Mark Kostabi on Alberto Giacometti
Every since the World Trade Center’s destruction, art looks different to me. Everything takes on new meaning. Some artists are changing their whole approach to what they do. And much art suddenly seems strangely prescient.
Julian Laverdiere, whom I originally planned to write about this month, postponed his November show until the spring because of the disaster. He said he is rethinking the whole idea of “catering to the luxury market.” He said, art now, more than ever, must be intelligent and have content. He said now is no time for frivolous P-and-D painting, referring to “Pattern and Decoration”-not that he ever did that.
Nor did Ablerto Giacometti-whose tall, skinny, ravaged, apocalyptic bronze figures are currently on display at New York’s Museum of Modern Art. This exhibition includes both Giacometti’s well-loved figurative sculptures and his equally impressive, but lesser-known paintings and drawings, as well as a number of works rarely on view outside of Zurich. Among the 90 sculptures, 40 paintings, and 60 drawings are key examples from each of the artist’s major periods. The exhibition surveys Giacometti’s achievement from an historical and critical distance, nearly 40 years after his retrospective at MoMA in 1965. On view at MoMA until January 8, 2002, the exhibition celebrates the 100th anniversary of the artist’s birth in 1901.

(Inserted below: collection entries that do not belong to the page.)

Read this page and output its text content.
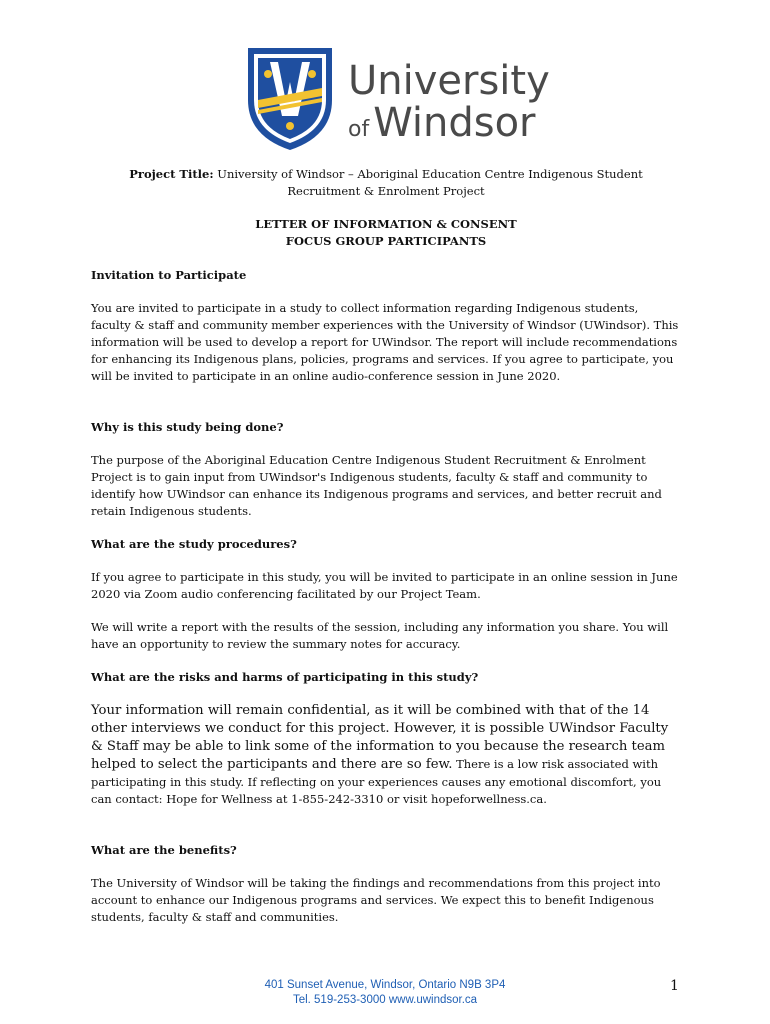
University
of Windsor
Project Title: University of Windsor – Aboriginal Education Centre Indigenous Student Recruitment & Enrolment Project
LETTER OF INFORMATION & CONSENT
FOCUS GROUP PARTICIPANTS
Invitation to Participate

You are invited to participate in a study to collect information regarding Indigenous students, faculty & staff and community member experiences with the University of Windsor (UWindsor). This information will be used to develop a report for UWindsor. The report will include recommendations for enhancing its Indigenous plans, policies, programs and services. If you agree to participate, you will be invited to participate in an online audio-conference session in June 2020.

Why is this study being done?

The purpose of the Aboriginal Education Centre Indigenous Student Recruitment & Enrolment Project is to gain input from UWindsor's Indigenous students, faculty & staff and community to identify how UWindsor can enhance its Indigenous programs and services, and better recruit and retain Indigenous students.

What are the study procedures?

If you agree to participate in this study, you will be invited to participate in an online session in June 2020 via Zoom audio conferencing facilitated by our Project Team.

We will write a report with the results of the session, including any information you share. You will have an opportunity to review the summary notes for accuracy.

What are the risks and harms of participating in this study?

Your information will remain confidential, as it will be combined with that of the 14 other interviews we conduct for this project. However, it is possible UWindsor Faculty & Staff may be able to link some of the information to you because the research team helped to select the participants and there are so few. There is a low risk associated with participating in this study. If reflecting on your experiences causes any emotional discomfort, you can contact: Hope for Wellness at 1-855-242-3310 or visit hopeforwellness.ca.

What are the benefits?

The University of Windsor will be taking the findings and recommendations from this project into account to enhance our Indigenous programs and services. We expect this to benefit Indigenous students, faculty & staff and communities.

401 Sunset Avenue, Windsor, Ontario N9B 3P4
Tel. 519-253-3000 www.uwindsor.ca
1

Giacometti, (1901-66) is perhaps best-known for his seemingly weightless, elongated bronze figures such as Standing Woman (1948) and Walking Man (1947). The postures of the classic male figures exemplify Giacometti’s self-image as an artist, always searching and striving to move forward. While sculpture was the medium through which Giacometti became known to the world, his paintings and drawings easily hold their own among the works of the 20thh century’s great painters. The exhibition traces Giacometti’s evolution as a painter and draftsman, beginning with the 1918 self-portraits and drawings of Giacometti’s mother Annetta, to mid-century portraits where figures are surrounded by energetic nets of fine lines, to the evocative studio paintings and drawings of Paris and landscapes of Stampa, Giacometti’s childhood home in the Swiss Alps.
When I look at Giacometti’s tall, ravaged, apocalyptic figures, I now think of that moment when the World Trade Center collapsed, and for those few seconds when part of the north tower’s outer frame poked into the smoke -filled sky, tall and skinny, before it too crashed straight down. There’s something sad and searching in Giacometti’s figures, sometimes standing alone, sometimes in groups, usually rising from huge, heavy bases, like skyscrapers rising from a bedrock island.